GitHub App Permissions

To enable Cimon's functionality, you must install our GitHub App and grant it the necessary permissions. This page explains why we require these permissions and how they are used.

Read Permissions for Repository "Contents"

Cimon requires contents read access that allows viewing information such as repository file content, commits, branches, downloads, releases, and merges. This permission is essential for Cimon to read workflows and monitor installations in real time.

By monitoring your Cimon installations, we can provide valuable insights into your security posture, showing you where you installed Cimon as a runtime security solution and where you missed it and left a security gap. Using the GitHub App, we can also get updates in real-time about workflow updates, ensuring that Cimon remains up-to-date and effective at all times.

Read Permissions for Repository "Administration"
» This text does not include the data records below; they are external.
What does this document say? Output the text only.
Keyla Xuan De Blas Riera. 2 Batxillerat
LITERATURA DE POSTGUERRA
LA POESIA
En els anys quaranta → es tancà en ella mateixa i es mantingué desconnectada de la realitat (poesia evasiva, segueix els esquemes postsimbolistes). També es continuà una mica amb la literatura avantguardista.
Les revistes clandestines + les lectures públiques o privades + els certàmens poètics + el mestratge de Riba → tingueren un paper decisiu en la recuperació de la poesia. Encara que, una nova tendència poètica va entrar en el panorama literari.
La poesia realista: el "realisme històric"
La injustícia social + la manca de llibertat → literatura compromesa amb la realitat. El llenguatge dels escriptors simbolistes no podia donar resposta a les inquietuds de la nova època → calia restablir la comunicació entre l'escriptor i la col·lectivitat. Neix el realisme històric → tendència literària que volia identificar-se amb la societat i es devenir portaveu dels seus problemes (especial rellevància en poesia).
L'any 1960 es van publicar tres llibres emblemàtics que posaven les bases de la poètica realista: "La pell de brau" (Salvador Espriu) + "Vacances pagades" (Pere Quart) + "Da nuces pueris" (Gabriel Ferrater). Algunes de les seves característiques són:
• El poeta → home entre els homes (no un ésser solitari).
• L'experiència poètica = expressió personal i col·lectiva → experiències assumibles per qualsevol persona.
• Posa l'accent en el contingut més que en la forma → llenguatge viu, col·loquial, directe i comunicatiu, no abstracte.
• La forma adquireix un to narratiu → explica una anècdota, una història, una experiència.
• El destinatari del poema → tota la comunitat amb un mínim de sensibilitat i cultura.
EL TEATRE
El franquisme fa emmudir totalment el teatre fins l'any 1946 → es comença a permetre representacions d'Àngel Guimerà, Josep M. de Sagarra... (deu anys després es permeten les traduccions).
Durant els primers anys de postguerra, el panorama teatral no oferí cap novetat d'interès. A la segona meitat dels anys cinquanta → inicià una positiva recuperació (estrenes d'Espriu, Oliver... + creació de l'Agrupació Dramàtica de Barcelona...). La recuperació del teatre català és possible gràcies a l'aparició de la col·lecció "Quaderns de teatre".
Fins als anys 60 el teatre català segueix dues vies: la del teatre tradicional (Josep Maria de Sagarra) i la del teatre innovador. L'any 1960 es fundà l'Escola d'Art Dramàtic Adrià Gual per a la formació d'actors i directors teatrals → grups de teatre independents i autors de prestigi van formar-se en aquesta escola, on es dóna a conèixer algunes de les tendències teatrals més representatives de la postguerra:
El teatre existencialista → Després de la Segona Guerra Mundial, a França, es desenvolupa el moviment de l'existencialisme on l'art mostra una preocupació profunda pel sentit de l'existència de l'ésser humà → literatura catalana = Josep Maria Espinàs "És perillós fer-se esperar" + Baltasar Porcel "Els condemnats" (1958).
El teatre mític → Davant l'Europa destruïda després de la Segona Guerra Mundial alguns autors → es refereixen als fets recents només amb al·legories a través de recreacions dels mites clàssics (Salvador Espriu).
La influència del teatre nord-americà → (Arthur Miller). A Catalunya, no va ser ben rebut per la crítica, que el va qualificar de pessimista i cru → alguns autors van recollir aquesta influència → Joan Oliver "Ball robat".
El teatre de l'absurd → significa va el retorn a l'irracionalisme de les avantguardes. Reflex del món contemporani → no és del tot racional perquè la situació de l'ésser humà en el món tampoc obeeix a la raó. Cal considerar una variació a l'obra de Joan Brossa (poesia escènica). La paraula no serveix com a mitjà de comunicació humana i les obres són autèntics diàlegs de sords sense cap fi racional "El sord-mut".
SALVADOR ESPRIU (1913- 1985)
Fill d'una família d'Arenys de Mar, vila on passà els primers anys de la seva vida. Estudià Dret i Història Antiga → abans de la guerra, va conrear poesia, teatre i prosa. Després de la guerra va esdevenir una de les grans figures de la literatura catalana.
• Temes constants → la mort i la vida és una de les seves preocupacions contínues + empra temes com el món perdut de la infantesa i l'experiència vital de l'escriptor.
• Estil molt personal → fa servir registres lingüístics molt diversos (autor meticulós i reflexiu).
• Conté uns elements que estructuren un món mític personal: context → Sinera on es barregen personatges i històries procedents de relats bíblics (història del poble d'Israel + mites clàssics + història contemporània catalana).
Cimon requires administration read access to gather information related to the administration settings of your repositories. This permission allows Cimon to retrieve details such as repository creation. By having access to this information, Cimon can manage installations by monitoring the repositories in the organization effectively through webhooks.

Read Permissions for Repository "Actions"

Cimon requires actions read access to retrieve information about GitHub Actions workflows associated with your repositories. This permission allows Cimon to analyze and monitor repositories workflows so you can monitor Cimon installation in the Cycode platform.

Read Permissions for Organization "Administration"

Cimon requires organization administration read access to gather information related to the administration settings of your GitHub organization. This organization-wide permission is needed to allow the Github app correctly onboard and allow the Cycode platform fully integrate with your organization so data sync will be effective and efficient.

Read Permissions for User Email Addresses

Cimon requires read access to users' email addresses for the following purposes:

  • Authorization: By verifying users' email addresses, Cimon can authenticate and authorize user access to our platform. This ensures that only authorized users would have access to the organization's data.
  • Multi-organization Management: Many users manage multiple organizations or work with different teams on various projects. Read access to users' email addresses allows Cimon to recognize a single user across multiple organizations, streamlining the management process and making it easier for users to oversee and manage Cimon for all their projects.

Please note that Cimon only uses the granted permissions to provide its intended functionality and does not access, modify, or store any data beyond what is necessary for its operation. Your privacy and data security is of utmost importance to us.